While Brindley Park is mostly feeding Wagyu bred in Queensland, Opal Creek and the proposed Tungamah yard will take cattle from ‘all directions,’ for Woolworths, midfed and longfed Angus and Wagyu programs.
Adding the current expansions at Brindley Park to 32,500 head, Opal Creek at 60,000 head, and Brisbane Valley 5000 head, would take ACC’s capacity to 97,500 head. That’s before the prospect of an additional 65,000 head at the new Tungamah site.
Over time, it suggests that ACC could emerge as the single largest lotfeeder in Australia – larger, even, than JBS.
About half of the expanded capacity (not including Tungamah) at ACC’s yards is now longfed Wagyu/Angus-oriented.
The dramatic decline in feedlot turnover in shifting from GFYG-only to a significant portion of cattle fed for much longer periods is a key driver in the current expansion plans, Anthony Lee told Beef Central.
“We are basing our expansion plans on the desired customer demand mix in the meatworks, rather than output at the feedlot level,” Mr Lee said.
“We come up with a formula, based on what our beef customers are looking for – say 2000 head a week for supermarket, a thousand organic, a couple of thousand longfed – and work backwards from that to plan feedlot capacity development, to fill it.”
“Some of that is filled from within ACC’s own breeding capacity (the company plans to quadruple the size of its own Wagyu breeding capacity over the next few years), some are fed by us but bred by other players, and others are custom-fed for outside clients.”
ACC’s own northern breeding properties currently account for 25-30pc of the feedlots’ feeder cattle requirements.
“We don’t want to be all trade cattle, or all Wagyu,” Mr Lee said. “Our strategy is to have a nice balance between longfed, midfed and shortfed, to provide diversity and avoid market impact in any one segment.

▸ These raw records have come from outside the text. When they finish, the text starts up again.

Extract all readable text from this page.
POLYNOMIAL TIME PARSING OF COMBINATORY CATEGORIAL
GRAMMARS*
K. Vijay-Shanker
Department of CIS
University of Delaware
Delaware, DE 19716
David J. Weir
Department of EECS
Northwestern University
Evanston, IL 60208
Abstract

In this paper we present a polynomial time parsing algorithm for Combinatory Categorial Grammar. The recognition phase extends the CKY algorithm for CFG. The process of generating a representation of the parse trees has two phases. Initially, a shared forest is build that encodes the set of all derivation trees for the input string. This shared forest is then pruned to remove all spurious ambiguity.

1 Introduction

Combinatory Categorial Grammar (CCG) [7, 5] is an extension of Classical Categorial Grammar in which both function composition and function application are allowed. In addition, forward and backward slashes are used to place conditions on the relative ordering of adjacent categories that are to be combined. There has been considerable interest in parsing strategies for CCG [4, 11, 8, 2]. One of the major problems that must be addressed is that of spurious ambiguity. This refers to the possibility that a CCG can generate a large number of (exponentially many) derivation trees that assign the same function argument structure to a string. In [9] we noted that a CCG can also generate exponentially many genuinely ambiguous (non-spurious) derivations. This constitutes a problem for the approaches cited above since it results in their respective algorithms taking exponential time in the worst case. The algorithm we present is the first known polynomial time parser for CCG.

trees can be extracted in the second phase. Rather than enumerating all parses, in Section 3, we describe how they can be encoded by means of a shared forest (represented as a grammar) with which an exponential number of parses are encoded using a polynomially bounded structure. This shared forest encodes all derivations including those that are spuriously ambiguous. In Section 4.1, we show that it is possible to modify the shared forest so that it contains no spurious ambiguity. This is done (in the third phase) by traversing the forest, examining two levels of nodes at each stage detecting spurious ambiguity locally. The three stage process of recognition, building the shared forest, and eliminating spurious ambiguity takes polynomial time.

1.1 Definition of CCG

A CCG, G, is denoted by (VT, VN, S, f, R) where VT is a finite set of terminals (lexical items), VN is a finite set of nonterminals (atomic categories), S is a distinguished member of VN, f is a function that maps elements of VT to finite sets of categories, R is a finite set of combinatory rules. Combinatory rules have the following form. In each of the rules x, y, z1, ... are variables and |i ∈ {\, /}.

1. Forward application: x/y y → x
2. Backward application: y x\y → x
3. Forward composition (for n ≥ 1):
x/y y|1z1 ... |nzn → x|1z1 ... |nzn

Each category faces its own challenges, in international and domestic markets. It’s a hedge.”
“The last three years has been the most profound change of direction in the business model since the ACC business started, but the Lee family and ACC have never stopped growing and innovating. But once the current model beds down properly, we’ll be looking at growth again,” Mr Lee said. “That’s what we want to do.”